Ilustrasi Universitas Indonesia. Foto: Shutter Stock
"Tapi tahun ini sudah tidak ada status favorit lagi, itu semacam dihilangkan. Kenapa dihilangkan? Karena tidak fair juga, SMA 8, 28, SMA 68, SMA 70, SMA 3 Bandung juga. Jadi nanti berkutat di situ-situ saja [sekolah favorit]," imbuhnya.
Emir menuturkan, sekarang seluruh sekolah di Indonesia punya kesempatan yang sama. Siapa yang lebih berprestasi akan diterima via jalur PPKB.

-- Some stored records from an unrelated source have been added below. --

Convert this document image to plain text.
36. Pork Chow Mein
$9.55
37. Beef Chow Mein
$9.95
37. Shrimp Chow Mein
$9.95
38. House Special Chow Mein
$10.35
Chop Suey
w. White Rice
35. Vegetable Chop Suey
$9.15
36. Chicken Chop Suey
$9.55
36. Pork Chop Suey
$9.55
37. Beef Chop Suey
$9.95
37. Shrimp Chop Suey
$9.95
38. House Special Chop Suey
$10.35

"Kalaupun nanti gagal di PPKB bukan akhir segalanya, masih ada di SIMAK [Seleksi Masuk Universitas Indonesia] juga. Kita juga membuat saudara-saudara di daerah lain tidak punya kesempatan, apalagi ini namanya UI, Indonesia, harusnya bukan didominasi orang Jakarta atau perkotaan saja," tutup Emir.